Within this cross-sectional investigation, use of self-reported measures may have introduced bias, since this method is largely dependent upon on participants’ enthusiasm, compliance and memory [21]. Further, some sensitive questions may affect the authenticity of the response, the possibility of which may underestimate the risk of LEA. In this study, it was possible to collect data on biomarkers in a sub-group of only 14 elite athletes, in a limited number of sports. This relatively small sample size is one of the limitations of our study, and reflects the difficulty and challenge of recruiting national and world-class athletes, particularly those preparing for major international championship events. Thus, similar studies conducted in this area could be conducted with other athlete populations, and should include larger sample sizes, particularly for biomarker testing.

Conclusions

Our study demonstrates that for Chinese female athletes, elite athletes have a higher risk of LEA than recreational athletes. Further, Chinese elite athletes, who have a higher training volume and training frequency than recreational athletes, have higher LEA risk, menstrual disturbance, and primary amenorrhea than recreational athletes.

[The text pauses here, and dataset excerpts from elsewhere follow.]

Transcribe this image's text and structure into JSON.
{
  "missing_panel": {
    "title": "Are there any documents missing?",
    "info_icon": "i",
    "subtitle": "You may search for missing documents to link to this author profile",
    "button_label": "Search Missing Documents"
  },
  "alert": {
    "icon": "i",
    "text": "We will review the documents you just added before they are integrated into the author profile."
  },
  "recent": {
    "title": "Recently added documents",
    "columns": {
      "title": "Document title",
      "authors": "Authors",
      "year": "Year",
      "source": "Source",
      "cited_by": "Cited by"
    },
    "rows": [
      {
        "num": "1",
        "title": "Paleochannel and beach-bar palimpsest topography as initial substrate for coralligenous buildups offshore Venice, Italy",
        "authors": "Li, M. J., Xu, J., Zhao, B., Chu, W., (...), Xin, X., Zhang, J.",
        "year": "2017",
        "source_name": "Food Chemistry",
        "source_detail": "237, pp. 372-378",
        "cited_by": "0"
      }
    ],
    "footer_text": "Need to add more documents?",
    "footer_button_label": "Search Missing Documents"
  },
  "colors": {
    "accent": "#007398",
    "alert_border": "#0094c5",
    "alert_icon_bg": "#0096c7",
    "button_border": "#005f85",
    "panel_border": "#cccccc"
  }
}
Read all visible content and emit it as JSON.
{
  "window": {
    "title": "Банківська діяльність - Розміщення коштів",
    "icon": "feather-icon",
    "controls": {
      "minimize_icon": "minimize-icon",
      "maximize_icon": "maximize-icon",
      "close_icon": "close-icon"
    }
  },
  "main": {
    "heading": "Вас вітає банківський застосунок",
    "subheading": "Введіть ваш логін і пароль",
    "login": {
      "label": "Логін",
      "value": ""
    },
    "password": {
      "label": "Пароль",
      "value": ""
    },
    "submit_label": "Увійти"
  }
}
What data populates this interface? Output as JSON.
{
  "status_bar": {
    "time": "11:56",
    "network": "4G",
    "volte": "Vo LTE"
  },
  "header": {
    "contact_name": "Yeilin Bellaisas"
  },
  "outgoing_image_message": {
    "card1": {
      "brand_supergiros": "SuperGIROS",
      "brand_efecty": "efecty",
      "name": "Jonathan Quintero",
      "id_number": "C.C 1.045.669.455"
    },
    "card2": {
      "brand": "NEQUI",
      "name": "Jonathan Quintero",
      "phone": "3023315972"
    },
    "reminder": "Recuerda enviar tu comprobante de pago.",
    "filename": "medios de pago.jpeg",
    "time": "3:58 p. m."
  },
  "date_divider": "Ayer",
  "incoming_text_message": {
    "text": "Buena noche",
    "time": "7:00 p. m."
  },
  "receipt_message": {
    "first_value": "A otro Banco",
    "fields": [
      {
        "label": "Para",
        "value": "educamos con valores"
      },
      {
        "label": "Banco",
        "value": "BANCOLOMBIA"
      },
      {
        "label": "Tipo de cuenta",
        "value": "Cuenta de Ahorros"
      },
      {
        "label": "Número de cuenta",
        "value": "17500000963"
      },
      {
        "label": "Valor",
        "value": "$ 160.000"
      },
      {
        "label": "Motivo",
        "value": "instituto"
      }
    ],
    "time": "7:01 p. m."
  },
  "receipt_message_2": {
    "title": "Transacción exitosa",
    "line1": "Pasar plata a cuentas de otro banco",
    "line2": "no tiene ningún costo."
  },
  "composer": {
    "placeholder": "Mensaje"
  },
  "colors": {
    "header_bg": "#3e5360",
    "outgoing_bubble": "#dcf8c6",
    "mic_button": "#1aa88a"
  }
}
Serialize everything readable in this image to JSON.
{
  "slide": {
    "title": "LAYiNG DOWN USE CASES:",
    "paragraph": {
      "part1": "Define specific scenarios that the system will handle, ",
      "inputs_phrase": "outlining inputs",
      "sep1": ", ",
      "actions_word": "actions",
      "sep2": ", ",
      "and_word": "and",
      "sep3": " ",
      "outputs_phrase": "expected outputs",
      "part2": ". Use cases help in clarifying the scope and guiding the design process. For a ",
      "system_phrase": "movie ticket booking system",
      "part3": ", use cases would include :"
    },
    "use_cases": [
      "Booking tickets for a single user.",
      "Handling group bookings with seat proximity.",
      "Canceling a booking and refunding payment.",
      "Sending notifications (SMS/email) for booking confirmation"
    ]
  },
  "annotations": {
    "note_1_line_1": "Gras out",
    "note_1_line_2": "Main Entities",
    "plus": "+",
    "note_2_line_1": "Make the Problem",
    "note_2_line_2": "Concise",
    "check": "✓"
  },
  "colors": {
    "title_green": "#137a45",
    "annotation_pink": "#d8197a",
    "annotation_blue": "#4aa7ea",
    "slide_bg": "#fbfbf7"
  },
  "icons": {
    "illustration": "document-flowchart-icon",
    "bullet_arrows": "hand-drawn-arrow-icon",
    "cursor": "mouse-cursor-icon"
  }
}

In addition, LEA risk was found to be associated with decreased E2 concentration and lower bone mineral density. These data may indicate that both elite and recreational groups may require additional education on nutritional strategies which can enhance both performance and health. In conclusion, emphasizing the importance of LEA, and promoting screening and prevention strategies is crucial to achieving the important goal of protecting the health of Chinese athletes involved in aesthetic sports, particularly given the association of LEA with and the potential for a negative impact on health.